I was born into a faith-filled Catholic family and was educated by the Sisters of Providence until grade 10. Life was very full for me but at no time did I consider what I wanted to do with my life over the long haul. During grade 13 in the public high school, a Sister who taught private piano lessons shocked me into laughter when she asked me if I had ever thought about joining a religious order. In spite of my laughter and protests, she invited me to think about it. I went off to university to find meaning and direction, and her “Think about it” gnawed at the pit of my stomach.
Some time later I signed up for a vocation retreat naively believing that I would somehow discover God’s will for me. I told the retreat director of my plight and asked his advice about what to do. He responded, “I guess you’ll have to try it.” That’s not what I wanted to hear! For a long period of time, I tried to put the idea out of my head, but it continued to disturb my stomach.
I then visited a priest whom I trusted in my childhood. He said he couldn’t help me but that he would make an appointment with a Sister who could. I kept the appointment with the General Superior in her office at Providence Motherhouse in Kingston. In our brief but delightful interview she gave me an application form and said I would be welcome to enter the Congregation of the Sisters of Providence of St. Vincent de Paul. Entrance date was just two months away so another Sister came by and took my measurements for a postulant’s dress. I filled in the required forms telling myself that I had to get “it” out of my system.

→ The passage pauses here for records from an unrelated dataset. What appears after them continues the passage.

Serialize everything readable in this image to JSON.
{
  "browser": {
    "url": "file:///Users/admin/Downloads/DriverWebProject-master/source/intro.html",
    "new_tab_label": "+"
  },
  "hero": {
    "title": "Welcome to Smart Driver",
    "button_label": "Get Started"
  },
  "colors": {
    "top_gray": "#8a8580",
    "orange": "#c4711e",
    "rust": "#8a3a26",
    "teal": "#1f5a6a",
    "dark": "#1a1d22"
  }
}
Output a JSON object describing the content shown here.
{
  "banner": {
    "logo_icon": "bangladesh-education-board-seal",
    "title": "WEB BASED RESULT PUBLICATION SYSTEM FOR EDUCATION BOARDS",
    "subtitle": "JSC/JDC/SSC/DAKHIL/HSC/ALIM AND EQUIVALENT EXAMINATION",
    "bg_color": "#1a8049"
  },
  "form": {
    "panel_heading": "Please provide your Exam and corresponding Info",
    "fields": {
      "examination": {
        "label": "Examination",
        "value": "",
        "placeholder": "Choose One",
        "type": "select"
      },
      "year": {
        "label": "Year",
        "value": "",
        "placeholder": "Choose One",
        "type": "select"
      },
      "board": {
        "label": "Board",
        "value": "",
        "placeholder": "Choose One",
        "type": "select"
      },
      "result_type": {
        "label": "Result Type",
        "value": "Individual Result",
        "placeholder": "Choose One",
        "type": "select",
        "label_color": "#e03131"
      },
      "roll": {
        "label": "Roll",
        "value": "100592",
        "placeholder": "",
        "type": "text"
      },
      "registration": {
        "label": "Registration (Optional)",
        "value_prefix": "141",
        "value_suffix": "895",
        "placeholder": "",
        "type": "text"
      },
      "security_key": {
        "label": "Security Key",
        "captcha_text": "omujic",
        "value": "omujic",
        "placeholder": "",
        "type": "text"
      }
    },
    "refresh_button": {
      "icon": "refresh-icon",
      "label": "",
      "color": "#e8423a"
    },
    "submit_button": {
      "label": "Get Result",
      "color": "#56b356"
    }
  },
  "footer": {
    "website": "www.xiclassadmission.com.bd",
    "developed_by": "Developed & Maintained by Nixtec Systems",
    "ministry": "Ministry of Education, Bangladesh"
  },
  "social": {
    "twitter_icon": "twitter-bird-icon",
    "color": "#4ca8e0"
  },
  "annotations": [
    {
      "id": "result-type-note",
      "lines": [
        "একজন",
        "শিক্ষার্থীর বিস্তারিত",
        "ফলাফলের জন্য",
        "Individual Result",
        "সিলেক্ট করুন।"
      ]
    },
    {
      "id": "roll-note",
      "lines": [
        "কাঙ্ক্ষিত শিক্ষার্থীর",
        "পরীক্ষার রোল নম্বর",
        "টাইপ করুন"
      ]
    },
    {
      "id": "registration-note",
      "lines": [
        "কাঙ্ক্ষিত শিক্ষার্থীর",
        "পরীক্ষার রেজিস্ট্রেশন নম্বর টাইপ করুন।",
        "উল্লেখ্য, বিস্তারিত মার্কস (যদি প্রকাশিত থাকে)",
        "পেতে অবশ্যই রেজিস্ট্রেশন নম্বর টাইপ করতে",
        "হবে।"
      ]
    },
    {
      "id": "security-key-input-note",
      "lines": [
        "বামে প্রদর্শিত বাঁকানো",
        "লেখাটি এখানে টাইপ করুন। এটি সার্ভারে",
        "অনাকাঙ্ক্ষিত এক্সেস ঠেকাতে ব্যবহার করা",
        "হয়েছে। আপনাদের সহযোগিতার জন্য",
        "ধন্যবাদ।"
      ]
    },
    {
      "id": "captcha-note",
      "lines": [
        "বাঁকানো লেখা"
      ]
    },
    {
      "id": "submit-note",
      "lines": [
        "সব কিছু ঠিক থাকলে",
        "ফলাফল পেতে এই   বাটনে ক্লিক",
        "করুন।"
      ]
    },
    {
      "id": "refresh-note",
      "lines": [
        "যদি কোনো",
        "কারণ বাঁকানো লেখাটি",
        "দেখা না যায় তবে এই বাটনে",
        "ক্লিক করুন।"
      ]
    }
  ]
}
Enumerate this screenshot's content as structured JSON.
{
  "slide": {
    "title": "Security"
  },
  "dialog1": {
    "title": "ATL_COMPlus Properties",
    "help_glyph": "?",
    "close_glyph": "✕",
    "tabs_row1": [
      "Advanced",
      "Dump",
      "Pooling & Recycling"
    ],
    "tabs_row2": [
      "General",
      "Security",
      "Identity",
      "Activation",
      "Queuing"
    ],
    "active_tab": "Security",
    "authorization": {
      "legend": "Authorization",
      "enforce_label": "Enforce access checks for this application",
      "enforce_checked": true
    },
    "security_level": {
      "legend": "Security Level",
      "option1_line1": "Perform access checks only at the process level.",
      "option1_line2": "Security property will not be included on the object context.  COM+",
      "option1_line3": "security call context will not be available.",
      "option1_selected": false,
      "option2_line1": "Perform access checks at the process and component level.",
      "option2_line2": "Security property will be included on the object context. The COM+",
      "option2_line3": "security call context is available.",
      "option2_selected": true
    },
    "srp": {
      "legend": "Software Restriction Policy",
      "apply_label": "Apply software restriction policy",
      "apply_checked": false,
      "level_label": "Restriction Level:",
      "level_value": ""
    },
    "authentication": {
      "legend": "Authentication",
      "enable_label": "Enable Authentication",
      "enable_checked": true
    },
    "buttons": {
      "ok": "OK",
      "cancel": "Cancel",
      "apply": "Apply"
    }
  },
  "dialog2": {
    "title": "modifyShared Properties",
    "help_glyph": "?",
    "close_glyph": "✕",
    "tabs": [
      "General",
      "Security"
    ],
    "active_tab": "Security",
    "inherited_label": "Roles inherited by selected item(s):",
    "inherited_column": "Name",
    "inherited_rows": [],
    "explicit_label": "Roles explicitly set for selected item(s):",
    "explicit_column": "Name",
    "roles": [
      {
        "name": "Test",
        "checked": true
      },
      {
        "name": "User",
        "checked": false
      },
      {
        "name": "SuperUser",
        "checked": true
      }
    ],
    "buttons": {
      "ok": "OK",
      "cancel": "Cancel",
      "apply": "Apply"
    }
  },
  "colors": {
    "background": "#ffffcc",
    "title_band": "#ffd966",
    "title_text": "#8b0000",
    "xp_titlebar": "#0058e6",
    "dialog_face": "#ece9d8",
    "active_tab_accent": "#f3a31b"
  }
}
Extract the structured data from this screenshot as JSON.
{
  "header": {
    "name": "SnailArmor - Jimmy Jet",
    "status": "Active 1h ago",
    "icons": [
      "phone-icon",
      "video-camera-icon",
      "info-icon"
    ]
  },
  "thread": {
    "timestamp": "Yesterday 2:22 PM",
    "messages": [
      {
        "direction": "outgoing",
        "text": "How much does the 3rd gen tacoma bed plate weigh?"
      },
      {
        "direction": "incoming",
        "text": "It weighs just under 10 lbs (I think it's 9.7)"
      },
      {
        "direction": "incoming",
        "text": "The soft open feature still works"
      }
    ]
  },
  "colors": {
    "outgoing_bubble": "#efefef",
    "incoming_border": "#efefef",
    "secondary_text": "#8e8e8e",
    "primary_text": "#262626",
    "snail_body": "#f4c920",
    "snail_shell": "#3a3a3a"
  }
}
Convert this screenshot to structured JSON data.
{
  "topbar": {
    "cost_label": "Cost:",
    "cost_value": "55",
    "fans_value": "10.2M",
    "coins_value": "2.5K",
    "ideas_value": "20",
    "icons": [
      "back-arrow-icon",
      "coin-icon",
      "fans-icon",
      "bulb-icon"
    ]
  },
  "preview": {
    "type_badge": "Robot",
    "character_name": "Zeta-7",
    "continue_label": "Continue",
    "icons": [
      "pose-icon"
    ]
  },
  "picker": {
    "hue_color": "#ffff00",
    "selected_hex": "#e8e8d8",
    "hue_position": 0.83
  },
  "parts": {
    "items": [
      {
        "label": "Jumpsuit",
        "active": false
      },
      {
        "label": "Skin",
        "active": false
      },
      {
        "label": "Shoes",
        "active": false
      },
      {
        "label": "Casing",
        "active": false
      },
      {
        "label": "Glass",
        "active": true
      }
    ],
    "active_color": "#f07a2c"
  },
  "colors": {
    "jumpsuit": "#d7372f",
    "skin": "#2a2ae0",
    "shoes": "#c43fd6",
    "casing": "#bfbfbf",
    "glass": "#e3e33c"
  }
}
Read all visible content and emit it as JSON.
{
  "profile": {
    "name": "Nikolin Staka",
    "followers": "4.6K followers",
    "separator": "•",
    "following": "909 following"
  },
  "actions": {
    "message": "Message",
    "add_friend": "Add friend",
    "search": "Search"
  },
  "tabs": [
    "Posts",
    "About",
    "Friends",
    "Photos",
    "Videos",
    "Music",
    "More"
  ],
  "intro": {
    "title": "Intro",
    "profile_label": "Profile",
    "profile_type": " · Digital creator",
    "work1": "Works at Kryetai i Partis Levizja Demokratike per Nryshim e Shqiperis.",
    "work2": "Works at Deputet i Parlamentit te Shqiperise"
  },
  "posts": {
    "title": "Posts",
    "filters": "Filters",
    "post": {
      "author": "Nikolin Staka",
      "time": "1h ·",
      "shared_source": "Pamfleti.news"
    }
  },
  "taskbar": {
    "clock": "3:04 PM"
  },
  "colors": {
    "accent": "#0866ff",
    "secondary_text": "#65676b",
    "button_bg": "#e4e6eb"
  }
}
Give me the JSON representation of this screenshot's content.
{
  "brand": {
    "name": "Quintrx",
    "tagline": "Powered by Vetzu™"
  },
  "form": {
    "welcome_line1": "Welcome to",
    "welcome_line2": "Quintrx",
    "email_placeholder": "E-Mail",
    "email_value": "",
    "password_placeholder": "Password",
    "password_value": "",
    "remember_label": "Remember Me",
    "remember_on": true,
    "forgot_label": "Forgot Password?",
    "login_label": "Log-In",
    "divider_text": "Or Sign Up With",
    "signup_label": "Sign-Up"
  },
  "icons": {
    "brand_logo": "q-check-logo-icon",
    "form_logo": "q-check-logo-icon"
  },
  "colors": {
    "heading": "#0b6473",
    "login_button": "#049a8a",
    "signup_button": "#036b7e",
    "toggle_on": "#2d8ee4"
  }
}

There were no dramatic signs, messages from God or knock-me-off-the-horse events. But over time I began to identify with the mission, charism and spirituality of the Sisters of Providence. I have engaged in a variety of ministries, e.g. teaching in elementary and high school, campus ministry in a university, ministry to the separated and divorced, pastoral counseling, and now Congregational leadership. In each one I have discovered more and more of the fullness of life. In my desire to serve humanity I have been greatly blessed. Our Provident God is full of surprises.